A regular Sunday feature…

Worth A Read

Worth A Read will return July 7, 2017

Posted: 06 Jul 2017 09:00 PM PDT

Worth A Read, a service of the Great Lakes Center for Education Research and Practice, will return on July, 7, 2017. We hope you will continue to read our weekly selection of thought-provoking research and commentary focused on education reform and education policy.

The Teacher Testimony Project: Mobilizing And Lifting The Voices Of Teachers Of Color

Posted: 20 Jun 2017 09:00 PM PDT

Conra D. Gist shares how ‘Teachers of Color’ add to the teaching profession and how teacher testimonies can help lift the experiences of Teachers of Color. “The production of knowledge about their lived experiences interrupted narratives of inadequacy with counter-narratives of abundance and possibility.  The testimony development process functioned as a witness of how alternative methodologies and pedagogies can be taken up as transformative tools when working with and for Teachers of Color.”

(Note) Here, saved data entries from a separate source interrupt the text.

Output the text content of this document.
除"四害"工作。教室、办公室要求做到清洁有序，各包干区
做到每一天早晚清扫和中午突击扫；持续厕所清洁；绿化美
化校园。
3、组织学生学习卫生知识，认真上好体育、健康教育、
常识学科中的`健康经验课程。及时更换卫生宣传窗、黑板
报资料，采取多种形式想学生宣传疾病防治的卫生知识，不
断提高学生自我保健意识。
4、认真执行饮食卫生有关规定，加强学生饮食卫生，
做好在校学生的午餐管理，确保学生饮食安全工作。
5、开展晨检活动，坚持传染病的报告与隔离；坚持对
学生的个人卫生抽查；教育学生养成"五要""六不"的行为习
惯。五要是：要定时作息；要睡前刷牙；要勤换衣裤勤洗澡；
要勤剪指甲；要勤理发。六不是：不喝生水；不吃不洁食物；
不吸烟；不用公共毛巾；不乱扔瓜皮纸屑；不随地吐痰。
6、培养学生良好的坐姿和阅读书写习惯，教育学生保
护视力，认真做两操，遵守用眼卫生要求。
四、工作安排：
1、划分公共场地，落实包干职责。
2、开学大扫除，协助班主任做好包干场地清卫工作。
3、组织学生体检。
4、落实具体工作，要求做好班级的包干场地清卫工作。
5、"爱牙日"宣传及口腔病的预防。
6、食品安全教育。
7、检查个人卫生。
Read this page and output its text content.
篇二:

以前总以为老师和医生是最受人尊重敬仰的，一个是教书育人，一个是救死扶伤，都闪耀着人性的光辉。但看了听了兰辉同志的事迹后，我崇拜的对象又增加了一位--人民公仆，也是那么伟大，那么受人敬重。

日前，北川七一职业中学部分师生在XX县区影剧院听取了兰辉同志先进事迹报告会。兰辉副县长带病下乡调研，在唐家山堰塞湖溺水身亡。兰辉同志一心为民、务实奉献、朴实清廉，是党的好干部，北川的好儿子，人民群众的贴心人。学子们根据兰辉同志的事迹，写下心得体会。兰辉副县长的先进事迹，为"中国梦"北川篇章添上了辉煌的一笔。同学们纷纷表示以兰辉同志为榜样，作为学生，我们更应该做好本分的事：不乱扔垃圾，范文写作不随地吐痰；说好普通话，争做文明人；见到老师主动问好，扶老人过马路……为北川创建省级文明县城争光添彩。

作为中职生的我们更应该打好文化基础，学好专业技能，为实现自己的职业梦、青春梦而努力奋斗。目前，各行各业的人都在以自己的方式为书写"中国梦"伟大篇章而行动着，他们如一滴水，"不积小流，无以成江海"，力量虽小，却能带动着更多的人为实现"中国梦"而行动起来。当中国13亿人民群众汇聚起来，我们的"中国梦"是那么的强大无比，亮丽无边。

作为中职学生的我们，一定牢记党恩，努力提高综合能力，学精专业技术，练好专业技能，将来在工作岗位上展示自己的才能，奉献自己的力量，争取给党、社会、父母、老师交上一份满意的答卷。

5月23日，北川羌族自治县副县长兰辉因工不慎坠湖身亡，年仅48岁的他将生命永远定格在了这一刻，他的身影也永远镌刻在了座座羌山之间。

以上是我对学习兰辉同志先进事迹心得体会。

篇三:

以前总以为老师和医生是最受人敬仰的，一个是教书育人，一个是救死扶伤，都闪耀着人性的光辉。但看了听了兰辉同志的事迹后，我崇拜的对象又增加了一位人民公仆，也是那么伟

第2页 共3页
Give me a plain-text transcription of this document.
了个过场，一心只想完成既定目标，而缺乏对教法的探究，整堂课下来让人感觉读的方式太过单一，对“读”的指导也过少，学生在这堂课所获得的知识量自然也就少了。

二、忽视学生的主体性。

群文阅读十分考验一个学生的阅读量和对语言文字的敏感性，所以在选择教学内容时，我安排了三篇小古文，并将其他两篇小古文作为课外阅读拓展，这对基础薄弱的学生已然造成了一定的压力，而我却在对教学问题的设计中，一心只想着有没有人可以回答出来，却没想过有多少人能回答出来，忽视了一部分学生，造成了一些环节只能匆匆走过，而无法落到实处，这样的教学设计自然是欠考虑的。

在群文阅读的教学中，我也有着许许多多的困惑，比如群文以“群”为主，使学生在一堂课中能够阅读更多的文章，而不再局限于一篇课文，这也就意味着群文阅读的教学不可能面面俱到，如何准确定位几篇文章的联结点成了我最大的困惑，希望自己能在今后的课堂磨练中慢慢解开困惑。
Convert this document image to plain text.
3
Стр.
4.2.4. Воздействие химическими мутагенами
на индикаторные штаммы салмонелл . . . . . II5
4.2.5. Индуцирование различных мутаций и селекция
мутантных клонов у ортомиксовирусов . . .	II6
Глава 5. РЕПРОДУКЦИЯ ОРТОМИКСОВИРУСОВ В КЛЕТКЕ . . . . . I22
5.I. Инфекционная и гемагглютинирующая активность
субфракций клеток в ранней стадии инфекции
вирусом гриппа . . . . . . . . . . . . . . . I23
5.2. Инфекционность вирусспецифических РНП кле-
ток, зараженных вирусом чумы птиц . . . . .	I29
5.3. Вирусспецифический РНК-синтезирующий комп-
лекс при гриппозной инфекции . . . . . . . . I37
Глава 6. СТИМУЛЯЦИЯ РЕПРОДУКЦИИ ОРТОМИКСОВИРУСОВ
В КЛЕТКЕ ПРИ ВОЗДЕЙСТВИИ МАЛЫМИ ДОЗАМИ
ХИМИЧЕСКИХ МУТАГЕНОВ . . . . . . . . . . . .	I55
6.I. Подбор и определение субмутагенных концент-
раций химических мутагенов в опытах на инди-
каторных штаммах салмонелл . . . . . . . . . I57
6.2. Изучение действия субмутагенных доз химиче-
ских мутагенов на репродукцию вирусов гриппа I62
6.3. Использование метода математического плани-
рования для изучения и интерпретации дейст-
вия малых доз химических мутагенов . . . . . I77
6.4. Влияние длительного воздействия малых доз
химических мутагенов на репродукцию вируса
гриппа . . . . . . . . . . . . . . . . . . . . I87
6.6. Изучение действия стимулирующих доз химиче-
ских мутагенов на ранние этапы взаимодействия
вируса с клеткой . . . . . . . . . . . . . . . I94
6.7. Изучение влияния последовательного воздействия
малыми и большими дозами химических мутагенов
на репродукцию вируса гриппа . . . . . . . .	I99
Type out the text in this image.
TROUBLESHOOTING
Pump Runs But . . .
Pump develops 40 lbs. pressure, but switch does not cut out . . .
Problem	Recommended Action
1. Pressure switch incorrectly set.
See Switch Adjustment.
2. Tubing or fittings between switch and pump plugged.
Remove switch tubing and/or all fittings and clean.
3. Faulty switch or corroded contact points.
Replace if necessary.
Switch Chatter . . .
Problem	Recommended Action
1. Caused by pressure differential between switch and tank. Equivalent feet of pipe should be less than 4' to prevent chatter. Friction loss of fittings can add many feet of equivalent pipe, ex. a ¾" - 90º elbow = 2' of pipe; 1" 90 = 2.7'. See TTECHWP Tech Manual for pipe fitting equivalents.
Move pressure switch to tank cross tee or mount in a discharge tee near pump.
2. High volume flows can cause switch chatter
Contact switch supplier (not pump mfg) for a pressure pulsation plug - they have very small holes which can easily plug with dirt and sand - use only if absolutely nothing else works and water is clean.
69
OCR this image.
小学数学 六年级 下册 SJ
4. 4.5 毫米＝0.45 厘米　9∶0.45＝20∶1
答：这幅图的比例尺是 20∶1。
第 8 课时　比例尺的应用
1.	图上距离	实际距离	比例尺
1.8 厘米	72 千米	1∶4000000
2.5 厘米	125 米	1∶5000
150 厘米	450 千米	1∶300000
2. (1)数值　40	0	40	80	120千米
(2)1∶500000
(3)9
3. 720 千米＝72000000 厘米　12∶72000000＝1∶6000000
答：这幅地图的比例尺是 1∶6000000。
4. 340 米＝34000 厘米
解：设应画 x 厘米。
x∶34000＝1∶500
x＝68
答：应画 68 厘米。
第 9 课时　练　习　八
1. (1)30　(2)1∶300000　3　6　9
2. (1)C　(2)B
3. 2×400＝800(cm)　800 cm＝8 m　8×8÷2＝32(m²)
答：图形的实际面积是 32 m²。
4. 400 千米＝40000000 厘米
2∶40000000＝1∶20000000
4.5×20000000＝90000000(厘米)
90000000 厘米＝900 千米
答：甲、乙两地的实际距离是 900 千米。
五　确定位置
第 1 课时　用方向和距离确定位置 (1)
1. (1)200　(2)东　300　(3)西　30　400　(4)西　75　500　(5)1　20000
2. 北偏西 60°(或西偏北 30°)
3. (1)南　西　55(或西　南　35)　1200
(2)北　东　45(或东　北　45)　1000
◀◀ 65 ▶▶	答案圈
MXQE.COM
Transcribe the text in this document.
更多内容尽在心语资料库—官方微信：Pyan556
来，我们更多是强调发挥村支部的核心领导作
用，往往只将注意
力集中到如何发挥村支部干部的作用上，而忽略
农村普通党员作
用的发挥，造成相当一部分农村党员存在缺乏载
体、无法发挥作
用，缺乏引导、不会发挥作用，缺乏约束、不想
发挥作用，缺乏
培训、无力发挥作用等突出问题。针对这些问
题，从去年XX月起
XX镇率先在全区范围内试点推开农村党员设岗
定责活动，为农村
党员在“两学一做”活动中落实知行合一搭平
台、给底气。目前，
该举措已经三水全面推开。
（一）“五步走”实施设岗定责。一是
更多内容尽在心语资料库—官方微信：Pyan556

Lean On Me: How Mentors Help First-Year Teachers

Posted: 18 Jun 2017 09:00 PM PDT

Mary Ellen Flannery writes about teacher mentors and how mentors can help reduce teacher turnover, teacher churn. The Brevard Federation of Teachers (BFT) is using a grant from the NEA Great Public Schools fund to create a “teacher-led, union run orientation program, and creat[ing] meaningful mentorships between new and veteran teachers.”

Student Vouchers Aren’t Working. Here’s Why

Posted: 15 Jun 2017 09:00 PM PDT

Chris Lubienski and Sara Theule Lubienski tackle the issue of school choice and voucher studies. They raise a number of questions, including: “Do we, as parents, taxpayers, and voters, want to fund programs that elevate choice, but lead to detrimental outcomes for children? Is choice a means or an end? Do we want choice for its own sake, or do we want it to improve achievement for all children?”

Beyond the test score horse race: 5 big questions researchers are asking about charter schools

Posted: 14 Jun 2017 09:00 PM PDT

Matt Barnum discusses a movement by some researchers to “move beyond test scores” to see how charter schools affect communities. “Studies of New Orleans’ public school system, which is composed of nearly all charters, have shown that expansion of charters (as well as a number of other reforms) led to large gains in student achievement, but also caused modest increases in racial segregation in city high schools.”